Sementara warga yang memiliki pekerjaan dan harus dilakukan di luar desa terpaksa meliburkan diri tanpa adanya akses jalan, termasuk anaka-anak yang bersekolah di luar desa.
Beberapa potret kondisi tersebut diceritakan Muslikhan (52), satu di antara warga Tempur yang ikut serta terisolasi di kampung sendiri.
Menurut Muslikhan, hujan hampir tidak pernah berhenti selama Desa Tempur terisolasi selama empat hari terakhir.
Masyarakat tidak merasakan panas matahari, yang ada hanya dinginnya buliran air hujan yang jatuh mengguyur kawasan lereng Pegunungan Muria.

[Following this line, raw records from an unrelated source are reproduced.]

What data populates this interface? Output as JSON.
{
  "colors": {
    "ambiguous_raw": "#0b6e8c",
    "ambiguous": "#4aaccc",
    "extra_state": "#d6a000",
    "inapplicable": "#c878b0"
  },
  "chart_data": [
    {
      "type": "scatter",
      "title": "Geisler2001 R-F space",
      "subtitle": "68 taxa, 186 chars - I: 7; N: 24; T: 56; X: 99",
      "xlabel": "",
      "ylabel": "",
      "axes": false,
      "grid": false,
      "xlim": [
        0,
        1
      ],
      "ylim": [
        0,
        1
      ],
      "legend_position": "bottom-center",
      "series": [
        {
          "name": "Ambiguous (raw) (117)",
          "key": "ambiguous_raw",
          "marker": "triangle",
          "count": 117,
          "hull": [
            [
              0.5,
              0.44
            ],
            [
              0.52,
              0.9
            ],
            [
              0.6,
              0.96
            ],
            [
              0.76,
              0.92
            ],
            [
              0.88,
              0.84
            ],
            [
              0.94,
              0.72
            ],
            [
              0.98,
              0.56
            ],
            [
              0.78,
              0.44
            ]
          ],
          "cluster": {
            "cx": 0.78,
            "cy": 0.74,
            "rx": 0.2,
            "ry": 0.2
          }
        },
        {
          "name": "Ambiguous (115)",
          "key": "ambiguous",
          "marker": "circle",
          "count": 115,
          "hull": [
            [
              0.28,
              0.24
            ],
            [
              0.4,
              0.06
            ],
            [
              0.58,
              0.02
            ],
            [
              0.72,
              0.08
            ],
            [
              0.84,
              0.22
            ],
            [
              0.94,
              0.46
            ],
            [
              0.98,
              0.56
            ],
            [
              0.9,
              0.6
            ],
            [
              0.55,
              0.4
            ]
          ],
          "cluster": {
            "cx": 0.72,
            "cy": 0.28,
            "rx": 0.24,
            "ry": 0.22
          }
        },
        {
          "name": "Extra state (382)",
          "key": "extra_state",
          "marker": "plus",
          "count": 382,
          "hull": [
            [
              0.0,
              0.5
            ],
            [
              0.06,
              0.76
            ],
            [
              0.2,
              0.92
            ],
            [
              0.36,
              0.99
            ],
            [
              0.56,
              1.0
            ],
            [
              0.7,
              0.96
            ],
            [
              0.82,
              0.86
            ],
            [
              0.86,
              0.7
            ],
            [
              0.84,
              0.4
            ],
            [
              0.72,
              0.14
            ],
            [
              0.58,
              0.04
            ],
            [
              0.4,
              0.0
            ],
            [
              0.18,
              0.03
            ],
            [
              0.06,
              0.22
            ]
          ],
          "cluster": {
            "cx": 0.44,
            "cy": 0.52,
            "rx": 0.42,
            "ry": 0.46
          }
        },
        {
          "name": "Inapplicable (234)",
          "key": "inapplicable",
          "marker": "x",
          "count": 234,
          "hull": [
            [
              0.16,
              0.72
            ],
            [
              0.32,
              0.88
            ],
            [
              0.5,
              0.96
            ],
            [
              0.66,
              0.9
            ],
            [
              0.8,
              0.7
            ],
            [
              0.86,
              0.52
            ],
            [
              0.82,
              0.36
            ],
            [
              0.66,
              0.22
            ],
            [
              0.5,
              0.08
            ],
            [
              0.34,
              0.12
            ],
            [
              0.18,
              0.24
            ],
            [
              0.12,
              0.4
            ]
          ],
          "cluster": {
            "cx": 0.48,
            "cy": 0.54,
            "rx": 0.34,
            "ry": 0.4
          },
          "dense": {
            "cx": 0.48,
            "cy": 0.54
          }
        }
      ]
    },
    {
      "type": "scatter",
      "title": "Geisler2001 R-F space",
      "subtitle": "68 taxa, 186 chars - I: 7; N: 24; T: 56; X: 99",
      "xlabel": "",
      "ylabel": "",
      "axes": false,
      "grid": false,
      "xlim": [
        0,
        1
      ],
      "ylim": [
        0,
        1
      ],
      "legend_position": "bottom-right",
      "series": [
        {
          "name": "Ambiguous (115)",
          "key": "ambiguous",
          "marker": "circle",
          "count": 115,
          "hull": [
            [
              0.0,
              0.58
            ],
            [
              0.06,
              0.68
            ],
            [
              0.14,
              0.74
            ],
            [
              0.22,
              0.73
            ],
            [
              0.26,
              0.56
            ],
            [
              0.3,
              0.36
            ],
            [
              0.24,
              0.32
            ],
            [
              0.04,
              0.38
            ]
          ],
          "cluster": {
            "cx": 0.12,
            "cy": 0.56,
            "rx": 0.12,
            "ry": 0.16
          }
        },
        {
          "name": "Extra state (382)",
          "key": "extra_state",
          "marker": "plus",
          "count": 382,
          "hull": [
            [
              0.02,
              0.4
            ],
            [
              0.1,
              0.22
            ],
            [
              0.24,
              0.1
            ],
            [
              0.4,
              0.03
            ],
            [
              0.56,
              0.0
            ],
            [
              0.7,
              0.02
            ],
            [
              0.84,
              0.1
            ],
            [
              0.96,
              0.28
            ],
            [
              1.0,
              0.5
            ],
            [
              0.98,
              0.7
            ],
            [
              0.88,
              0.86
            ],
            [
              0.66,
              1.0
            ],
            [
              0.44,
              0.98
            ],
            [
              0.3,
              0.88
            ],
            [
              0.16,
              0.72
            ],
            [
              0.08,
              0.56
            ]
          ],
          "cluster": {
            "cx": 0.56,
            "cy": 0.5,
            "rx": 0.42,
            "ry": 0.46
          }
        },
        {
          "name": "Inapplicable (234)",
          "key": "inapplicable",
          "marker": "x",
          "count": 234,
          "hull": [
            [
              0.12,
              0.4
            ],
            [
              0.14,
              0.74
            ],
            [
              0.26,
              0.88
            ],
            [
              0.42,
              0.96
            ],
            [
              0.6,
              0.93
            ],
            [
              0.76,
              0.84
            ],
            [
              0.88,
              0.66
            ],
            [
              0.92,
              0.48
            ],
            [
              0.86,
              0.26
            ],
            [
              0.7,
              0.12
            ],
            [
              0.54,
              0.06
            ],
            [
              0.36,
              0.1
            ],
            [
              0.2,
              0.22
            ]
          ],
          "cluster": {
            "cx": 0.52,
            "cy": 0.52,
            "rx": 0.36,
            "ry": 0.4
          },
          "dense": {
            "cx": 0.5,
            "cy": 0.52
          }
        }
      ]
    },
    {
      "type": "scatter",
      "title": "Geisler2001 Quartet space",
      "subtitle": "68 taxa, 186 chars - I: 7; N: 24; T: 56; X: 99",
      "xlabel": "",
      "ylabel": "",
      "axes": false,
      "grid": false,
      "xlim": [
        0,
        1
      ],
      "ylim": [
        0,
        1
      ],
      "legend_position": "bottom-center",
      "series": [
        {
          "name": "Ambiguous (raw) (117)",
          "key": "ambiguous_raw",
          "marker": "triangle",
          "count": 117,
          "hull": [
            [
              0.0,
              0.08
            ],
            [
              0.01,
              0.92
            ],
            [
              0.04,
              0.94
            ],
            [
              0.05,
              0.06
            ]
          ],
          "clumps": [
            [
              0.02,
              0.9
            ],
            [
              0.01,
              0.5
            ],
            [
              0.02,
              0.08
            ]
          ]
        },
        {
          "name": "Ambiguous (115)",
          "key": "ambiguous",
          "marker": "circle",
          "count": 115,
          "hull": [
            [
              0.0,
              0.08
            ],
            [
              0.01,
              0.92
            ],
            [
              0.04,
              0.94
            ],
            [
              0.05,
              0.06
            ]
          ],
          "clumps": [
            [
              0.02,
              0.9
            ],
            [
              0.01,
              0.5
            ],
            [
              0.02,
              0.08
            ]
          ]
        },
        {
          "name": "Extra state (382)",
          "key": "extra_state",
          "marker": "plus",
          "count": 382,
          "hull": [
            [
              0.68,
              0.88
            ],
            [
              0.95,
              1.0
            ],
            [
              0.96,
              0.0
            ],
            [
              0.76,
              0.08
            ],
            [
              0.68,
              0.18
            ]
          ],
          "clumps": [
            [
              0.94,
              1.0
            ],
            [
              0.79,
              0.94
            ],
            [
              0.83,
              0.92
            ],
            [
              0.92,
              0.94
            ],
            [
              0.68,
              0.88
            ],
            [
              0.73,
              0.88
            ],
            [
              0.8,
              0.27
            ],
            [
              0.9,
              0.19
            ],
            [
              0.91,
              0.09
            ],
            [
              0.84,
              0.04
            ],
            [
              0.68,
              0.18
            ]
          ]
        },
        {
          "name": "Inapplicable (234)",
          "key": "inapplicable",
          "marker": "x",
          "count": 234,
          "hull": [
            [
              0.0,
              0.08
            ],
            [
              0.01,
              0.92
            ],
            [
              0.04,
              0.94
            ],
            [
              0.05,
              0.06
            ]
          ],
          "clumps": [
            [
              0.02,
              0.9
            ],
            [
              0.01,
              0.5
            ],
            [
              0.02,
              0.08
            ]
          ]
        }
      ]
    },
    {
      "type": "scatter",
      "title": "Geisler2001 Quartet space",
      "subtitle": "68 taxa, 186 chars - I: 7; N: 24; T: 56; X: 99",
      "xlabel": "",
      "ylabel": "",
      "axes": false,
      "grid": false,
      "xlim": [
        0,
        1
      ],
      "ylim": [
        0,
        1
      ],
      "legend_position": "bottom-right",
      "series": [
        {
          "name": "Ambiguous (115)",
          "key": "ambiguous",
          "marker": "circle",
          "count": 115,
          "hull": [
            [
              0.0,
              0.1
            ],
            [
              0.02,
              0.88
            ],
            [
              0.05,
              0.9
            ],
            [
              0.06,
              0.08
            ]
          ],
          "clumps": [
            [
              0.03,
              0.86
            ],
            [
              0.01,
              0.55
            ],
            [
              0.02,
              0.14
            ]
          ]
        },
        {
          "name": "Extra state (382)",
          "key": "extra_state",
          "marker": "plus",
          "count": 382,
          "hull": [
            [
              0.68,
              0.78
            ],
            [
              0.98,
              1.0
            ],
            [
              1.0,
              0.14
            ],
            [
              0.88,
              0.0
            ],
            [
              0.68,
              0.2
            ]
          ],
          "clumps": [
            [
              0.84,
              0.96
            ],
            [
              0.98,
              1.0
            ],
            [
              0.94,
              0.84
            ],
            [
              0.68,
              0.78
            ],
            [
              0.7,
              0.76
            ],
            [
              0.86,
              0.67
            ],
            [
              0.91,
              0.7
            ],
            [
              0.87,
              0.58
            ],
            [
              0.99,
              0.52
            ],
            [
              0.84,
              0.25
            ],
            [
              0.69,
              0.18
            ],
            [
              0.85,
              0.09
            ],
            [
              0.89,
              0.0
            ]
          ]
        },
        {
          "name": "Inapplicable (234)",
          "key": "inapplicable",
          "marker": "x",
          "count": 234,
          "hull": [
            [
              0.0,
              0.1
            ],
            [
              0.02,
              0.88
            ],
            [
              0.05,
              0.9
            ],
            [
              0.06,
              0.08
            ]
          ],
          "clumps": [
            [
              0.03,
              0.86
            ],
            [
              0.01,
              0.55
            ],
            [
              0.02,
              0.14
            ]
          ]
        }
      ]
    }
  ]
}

"Alhamdulillah, empat hari lega bisa keluar kampung. Sejak Jumat (malam) enggak bisa keluar," terang Muslikhan di lokasi jalan terputus setelah pertigaan Selamat Datang Desa Wisata Desa Tempur.
Jalan darurat
Dengan raut wajah ceria, Muslikhan mengendarai sepeda motor bebeknya melintasi jalan setapak sepanjang 60 meter yang dibangun darurat oleh para relawan.

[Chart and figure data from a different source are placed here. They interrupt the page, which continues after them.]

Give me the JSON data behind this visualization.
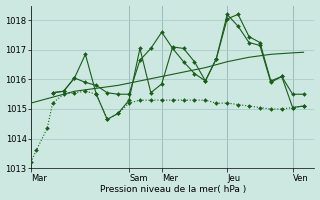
{
  "background_color": "#cce8e0",
  "grid_color": "#aacccc",
  "line_color": "#1a5c1a",
  "title": "Pression niveau de la mer( hPa )",
  "ylim": [
    1013.0,
    1018.5
  ],
  "yticks": [
    1013,
    1014,
    1015,
    1016,
    1017,
    1018
  ],
  "day_labels": [
    "Mar",
    "Sam",
    "Mer",
    "Jeu",
    "Ven"
  ],
  "day_positions": [
    0,
    9,
    12,
    18,
    24
  ],
  "xlim": [
    0,
    26
  ],
  "series": [
    {
      "x": [
        0,
        0.5,
        1.5,
        2,
        3,
        4,
        5,
        6,
        7,
        8,
        9,
        10,
        11,
        12,
        13,
        14,
        15,
        16,
        17,
        18,
        19,
        20,
        21,
        22,
        23,
        24,
        25
      ],
      "y": [
        1013.2,
        1013.6,
        1014.35,
        1015.2,
        1015.5,
        1015.55,
        1015.6,
        1015.5,
        1014.65,
        1014.85,
        1015.2,
        1015.3,
        1015.3,
        1015.3,
        1015.3,
        1015.3,
        1015.3,
        1015.3,
        1015.2,
        1015.2,
        1015.15,
        1015.1,
        1015.05,
        1015.0,
        1015.0,
        1015.05,
        1015.1
      ],
      "style": "dotted",
      "marker": "D",
      "markersize": 2.0
    },
    {
      "x": [
        0,
        2,
        4,
        6,
        8,
        10,
        12,
        14,
        16,
        18,
        20,
        22,
        24,
        25
      ],
      "y": [
        1015.2,
        1015.4,
        1015.6,
        1015.7,
        1015.8,
        1015.95,
        1016.1,
        1016.25,
        1016.4,
        1016.6,
        1016.75,
        1016.85,
        1016.9,
        1016.92
      ],
      "style": "solid",
      "marker": null,
      "markersize": 0
    },
    {
      "x": [
        2,
        3,
        4,
        5,
        6,
        7,
        8,
        9,
        10,
        11,
        12,
        13,
        14,
        15,
        16,
        17,
        18,
        19,
        20,
        21,
        22,
        23,
        24,
        25
      ],
      "y": [
        1015.55,
        1015.6,
        1016.05,
        1016.85,
        1015.5,
        1014.65,
        1014.85,
        1015.3,
        1017.05,
        1015.55,
        1015.85,
        1017.1,
        1017.05,
        1016.6,
        1015.95,
        1016.7,
        1018.2,
        1017.8,
        1017.25,
        1017.15,
        1015.9,
        1016.1,
        1015.05,
        1015.1
      ],
      "style": "solid",
      "marker": "D",
      "markersize": 2.0
    },
    {
      "x": [
        2,
        3,
        4,
        5,
        6,
        7,
        8,
        9,
        10,
        11,
        12,
        13,
        14,
        15,
        16,
        17,
        18,
        19,
        20,
        21,
        22,
        23,
        24,
        25
      ],
      "y": [
        1015.55,
        1015.6,
        1016.05,
        1015.9,
        1015.8,
        1015.55,
        1015.5,
        1015.5,
        1016.65,
        1017.05,
        1017.6,
        1017.05,
        1016.6,
        1016.2,
        1015.95,
        1016.7,
        1018.05,
        1018.2,
        1017.45,
        1017.25,
        1015.95,
        1016.1,
        1015.5,
        1015.5
      ],
      "style": "solid",
      "marker": "D",
      "markersize": 2.0
    }
  ]
}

Jalan tersebut pada awalnya hanya bisa dilalui dengan jalan kaki, kemudian tebing di sebelahnya sebagian dipangkas oleh relawan untuk memperlebar jalan agar bisa dilalui sepeda motor.
Muslikhan pun mengendarai sepeda motornya dengan pelan melintasi jalan darurat dengan alas pecahan bebatuan tebing padas. Sang istri membonceng di belakangnya.

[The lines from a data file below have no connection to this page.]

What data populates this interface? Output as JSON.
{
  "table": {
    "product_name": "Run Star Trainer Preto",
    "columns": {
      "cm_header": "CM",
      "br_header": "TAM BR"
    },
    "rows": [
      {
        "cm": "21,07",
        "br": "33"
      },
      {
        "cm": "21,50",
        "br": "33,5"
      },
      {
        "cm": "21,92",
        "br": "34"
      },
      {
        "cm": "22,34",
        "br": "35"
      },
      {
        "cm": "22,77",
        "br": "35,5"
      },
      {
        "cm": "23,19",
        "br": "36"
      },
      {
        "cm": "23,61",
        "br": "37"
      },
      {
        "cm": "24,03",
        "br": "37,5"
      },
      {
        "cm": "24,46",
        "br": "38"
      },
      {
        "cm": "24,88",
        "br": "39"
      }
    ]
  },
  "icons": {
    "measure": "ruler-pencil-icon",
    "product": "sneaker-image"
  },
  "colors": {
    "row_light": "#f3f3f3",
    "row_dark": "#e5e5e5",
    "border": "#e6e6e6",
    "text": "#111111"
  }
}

Jalan darurat tersebut kini menjadi akses hilir mudik masyarakat Desa Tempur.
Menjadi secercah harapan penduduk di bawah guyuran hujan dalam suasana cuaca ekstrem.
"Kondisi di dalam kampung makan seadanya yang ada. Listrik sudah sempat menyala, tapi mati lagi. Jaringan internet masih hilang. Beruntung hari ini sudah bisa keluar kampung dengan tetap hati-hati," ujar dia.
Muslikhan dan keluarga selama desanya terisolasi tidur di rumah sendiri dengan penerangan seadanya.
Dia juga mengandalkan bantuan dari berbagai pihak berupa makanan atau bahan pokok makanan untuk bertahan.
Sementara warga yang rumahnya rusak mengungsi di tetangga atau saudara.
Muslikhan berharap, jalan yang hilang tergerus banjir segera diperbaiki sehingga warga bisa kembali beraktivitas seperti sediakala.
"Untuk yang lain-lain seperti listrik, internet bertahap. Yang kami butuhkan sekarang adalah akses jalannya dulu, baru fasilitas lainnya. Supaya kami tidak terisolasi, bisa menghirup udara di luar desa," harap dia.
Tinjauan Gubernur
Terbukanya akses sepeda motor ke Desa Tempur dicek langsung oleh Gubernur Jateng, Ahmad Luthfi bersama Wakil Gubernur Jateng, Taj Yasin Maimoen.
Pada kesempatan itu, Bupati dan Wakil Bupati Jepara, Witiarso Utomo-Muhammad Ibnu Hajar, turut mendampingi Gubernur-Wakil Gubernur.
Luthfi menyampaikan, pengecekan dilakukan menyeluruh terhadap wilayah Jawa Tengah yang terdampak bencana, termasuk di Desa Tempur.
Dia mengatakan, kondisi yang cukup parah terjadi di Kabupaten Jepara, khususnya di Desa Tempur yang dihuni sekitar 3.600 jiwa dan sempat terisolasi akibat longsor.
“Namun, berkat gerak cepat Basarnas, BPBD, relawan, TNI, dan Polri, akses perlahan mulai terbuka sehingga aksesnya bisa dilalui dengan kendaraan roda dua atau sepeda motor,” katanya.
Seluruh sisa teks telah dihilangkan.